I've got an issue when inserting the records. My scenario is that I'd like to monitor a table call A1 which contains the company id, company name, contact and other information. And then check if the that company id is in B1 or not. (just use that column to check) If it is not in B1, in other words B1 doesn't contain this company info, insert that company name and other information getting from A1 to B1. If it is already in B1, then just update some columns in B1.
Here's my job design:
tOracleCDC - A1(Main) - tMap - update B1(Main Order:2) - tOracleOutput
- insert B1(Main Order:1) - tOracleOutput
(in tMap I'm joinning A1 and B1 by using the company id and didn't check inner join since B1 sometimes will contain no record;also, there are 2 outputs in tMap. if id==null, the primary key for B1, then insert B1; if id!=null then update B1)
But the problem is that if I have 2 records with same company name executed in one job session, it seems that the first insertion is not captured so that it will insert twice instead of updating the second so that I got 2 duplicate records. In other words, in tMap it will still use the old information to compare the expression(id is null or not), not the one(new id) just inserted.
It will update if I stop and restart the job again, which is not I want.
How can I make the insertion works well?
One of the reason that I can think of is that the B1 Lookup table will executed first and it won't get updated after the first insertion. Then it will insert twice. How should I change the job and make it work in the right way?
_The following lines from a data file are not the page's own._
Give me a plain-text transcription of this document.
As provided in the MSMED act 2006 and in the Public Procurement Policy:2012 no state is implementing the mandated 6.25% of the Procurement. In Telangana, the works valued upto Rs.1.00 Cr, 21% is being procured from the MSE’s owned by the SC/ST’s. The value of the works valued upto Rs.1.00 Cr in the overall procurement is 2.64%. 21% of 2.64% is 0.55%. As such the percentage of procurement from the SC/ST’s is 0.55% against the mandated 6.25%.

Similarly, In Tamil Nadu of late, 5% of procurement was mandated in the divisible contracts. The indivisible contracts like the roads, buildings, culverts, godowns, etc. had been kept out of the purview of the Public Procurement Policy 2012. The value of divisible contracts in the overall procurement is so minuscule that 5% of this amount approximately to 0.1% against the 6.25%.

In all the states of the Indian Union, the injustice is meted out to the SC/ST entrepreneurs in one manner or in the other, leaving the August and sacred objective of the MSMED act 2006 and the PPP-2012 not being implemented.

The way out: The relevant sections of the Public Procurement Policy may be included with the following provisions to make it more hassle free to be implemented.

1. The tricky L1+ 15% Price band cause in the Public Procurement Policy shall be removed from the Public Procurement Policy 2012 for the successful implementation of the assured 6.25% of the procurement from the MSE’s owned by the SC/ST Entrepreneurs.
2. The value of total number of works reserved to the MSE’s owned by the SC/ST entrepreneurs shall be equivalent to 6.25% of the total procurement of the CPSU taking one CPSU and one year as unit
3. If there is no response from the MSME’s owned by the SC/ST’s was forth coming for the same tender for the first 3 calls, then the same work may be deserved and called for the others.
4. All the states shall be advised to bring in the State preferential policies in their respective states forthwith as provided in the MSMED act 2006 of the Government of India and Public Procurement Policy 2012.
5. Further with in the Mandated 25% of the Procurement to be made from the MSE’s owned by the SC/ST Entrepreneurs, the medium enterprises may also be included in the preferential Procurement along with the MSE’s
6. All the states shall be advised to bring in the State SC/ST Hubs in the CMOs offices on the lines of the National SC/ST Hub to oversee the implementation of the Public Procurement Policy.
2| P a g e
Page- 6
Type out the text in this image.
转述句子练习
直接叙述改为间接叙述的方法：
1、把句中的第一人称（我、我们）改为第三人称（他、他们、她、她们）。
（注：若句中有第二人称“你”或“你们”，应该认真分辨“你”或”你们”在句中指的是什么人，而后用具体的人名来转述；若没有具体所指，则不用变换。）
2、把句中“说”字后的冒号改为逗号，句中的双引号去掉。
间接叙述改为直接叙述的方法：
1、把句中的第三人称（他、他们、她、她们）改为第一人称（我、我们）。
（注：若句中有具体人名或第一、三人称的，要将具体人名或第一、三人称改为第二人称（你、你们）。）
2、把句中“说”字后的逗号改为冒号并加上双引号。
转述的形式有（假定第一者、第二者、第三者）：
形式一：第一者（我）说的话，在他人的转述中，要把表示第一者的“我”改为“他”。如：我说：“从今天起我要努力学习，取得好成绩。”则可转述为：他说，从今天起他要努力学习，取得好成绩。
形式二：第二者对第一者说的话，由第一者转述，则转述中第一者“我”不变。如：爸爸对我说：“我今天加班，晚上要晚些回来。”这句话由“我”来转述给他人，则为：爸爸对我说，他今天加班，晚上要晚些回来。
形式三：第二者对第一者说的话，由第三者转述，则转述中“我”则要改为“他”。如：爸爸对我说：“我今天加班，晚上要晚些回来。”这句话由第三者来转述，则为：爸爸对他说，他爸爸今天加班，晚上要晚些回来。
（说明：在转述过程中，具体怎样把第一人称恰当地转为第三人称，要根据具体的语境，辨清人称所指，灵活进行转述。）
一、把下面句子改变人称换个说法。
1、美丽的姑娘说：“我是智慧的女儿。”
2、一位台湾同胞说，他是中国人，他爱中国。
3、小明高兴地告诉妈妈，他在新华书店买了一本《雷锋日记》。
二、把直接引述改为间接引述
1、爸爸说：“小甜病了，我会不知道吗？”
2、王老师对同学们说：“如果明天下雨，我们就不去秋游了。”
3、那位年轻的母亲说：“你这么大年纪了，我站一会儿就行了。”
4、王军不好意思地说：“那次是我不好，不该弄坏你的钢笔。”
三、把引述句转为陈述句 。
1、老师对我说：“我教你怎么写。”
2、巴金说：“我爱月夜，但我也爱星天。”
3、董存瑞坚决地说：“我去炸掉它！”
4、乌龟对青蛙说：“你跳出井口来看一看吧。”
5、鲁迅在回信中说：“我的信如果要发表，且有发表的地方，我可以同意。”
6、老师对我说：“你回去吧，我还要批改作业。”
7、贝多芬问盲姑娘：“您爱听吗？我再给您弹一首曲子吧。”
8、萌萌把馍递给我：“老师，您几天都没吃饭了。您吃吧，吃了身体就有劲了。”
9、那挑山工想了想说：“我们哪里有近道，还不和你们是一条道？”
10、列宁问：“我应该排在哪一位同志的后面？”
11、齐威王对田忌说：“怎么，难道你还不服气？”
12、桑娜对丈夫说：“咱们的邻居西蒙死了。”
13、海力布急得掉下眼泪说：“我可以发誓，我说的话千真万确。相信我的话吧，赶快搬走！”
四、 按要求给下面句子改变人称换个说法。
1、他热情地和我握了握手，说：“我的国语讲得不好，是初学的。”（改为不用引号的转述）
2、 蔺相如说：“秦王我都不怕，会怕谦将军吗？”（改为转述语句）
You need to change the lookup model in tMap to "Reload at each row", using the company id as the globalMap key to include in the tOracleInput component. Read Scenario 6 in the tMap help for a detailed example.
BTW, you can use an inner join. Just change the first output table's settings (for the insert) to "Catch inner join rejects". Your way is fine, though.
The same principles should apply. I should have also said you need to ensure that each row being inserted is committed so in tOracleOutput uncheck "Use Batch Size" and (if you're not using an existing connection) change "Commit every" to 1. If you are using an existing connection, set that to auto-commit.
Thanks for the quick reply. So in my case I'd like to check the new changes, then in tMap I don't have to set globalMap key and don't have to include that in the query?
One more question I didn't see "Commit every" in tOracleOutput component. Do you mean to add one tOracleCommit component separately?
No, you should not change what you had before i.e. you should still use "Reload at each row" and include the company id in the lookup query's where clause. If you remove the where clause then the job will run much more slowly since the entire lookup table will be read into Talend for each main row, rather than just for that company id.
"Commit every" is only on tOracleOutput if you are not using an existing connection; otherwise committing is controlled at the connection level. In that case, just set the tOracleConnection to auto-commit. If that's not appropriate for other parts of your job that use the same connection, then you need to have tOracleCommit connected with a row from tOracleOutput.
But as long as the CDC rows are in the same session, it won't reload the latest data in the lookup table though it reloaded when processing each row. I still didn't see one more row when reloading even it's slower(I didn't use the GlobalMap key).
And I'm not using existing connection but I'm still not able to see commit every. Does the software edition matter?